Radar can see at least 200 feet and can tell if I so much as slowly poke my head over a windowsill. If I do, he stands up, looks straight at me and runs away. On the other hand, he cannot creep out into my wildflower garden (which must seem like a Eden of food to him). I know every stem as well as HE does and he can't hide his little head whenever I look out the window.
I see him as well as he sees me. I've been kind. As long as he eats the clover in the lawn, I don't mind. And my garden is covered with chicken wire he can't get into so far. If he would stick to the lawn clover, I wouldn't mind.
But he has a natural taste for the wildflowers I am trying to grow in a patch for the cats to prowl through, and when it comes to the cats desires to prowl seeking mice and voles vs the groundhog's eating habits, Radar has to go.
I have tried to scare him away. I have tried to just discourage him when he wants to eat the wildflowers I'm, trying to grow. No success on that.

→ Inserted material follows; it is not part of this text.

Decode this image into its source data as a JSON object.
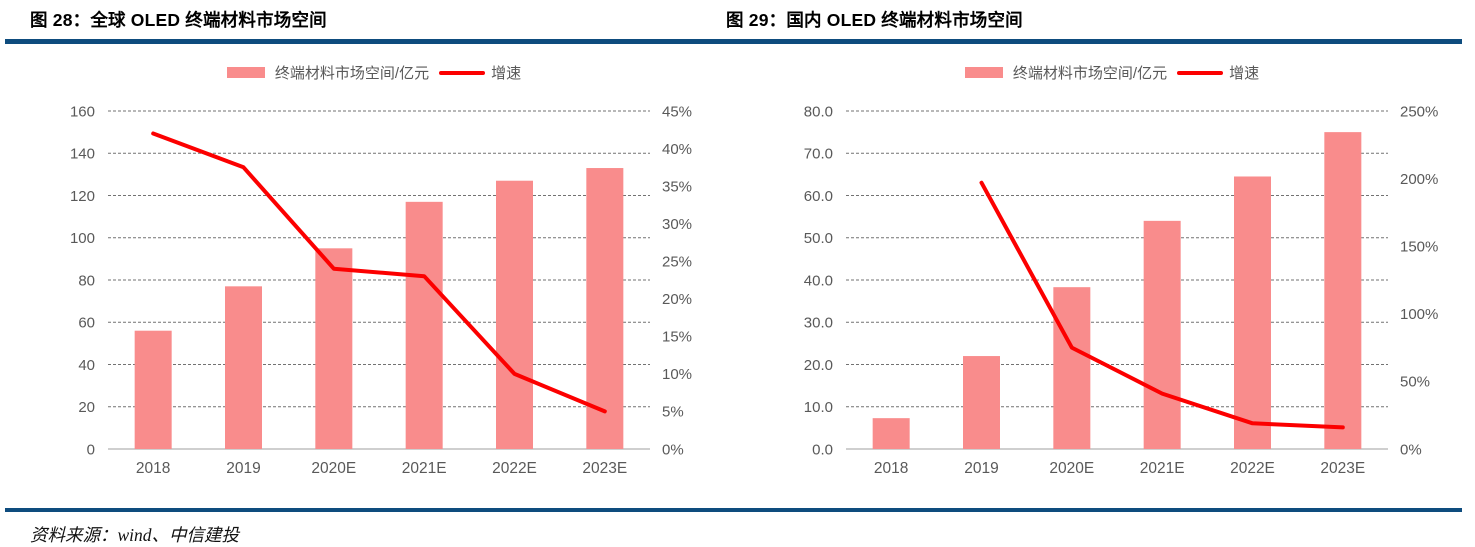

So I will have to set up the Hav-A-Hart live trap cage again. I set it up in years past when I had groundhogs and caught them right away. Radar is more cautious. I read that covering the cage with long grasses is good for suspicious groundhogs, even draping it with landscape fabric is good.
I don't want intelligent cage-wary groundhogs around. From my point of view, stupid and catchable is better. The websites say that cantelopes and peaches are the best cage bait. I have a honeydew melon bigger than I will eat, so I will try some of that. Radars predecesors ate my honeydews last year before I finished enclosing my garden are last year, so that should work.
I'll hang a slice from inside the top of the cage (because otherwise the ants just eat them).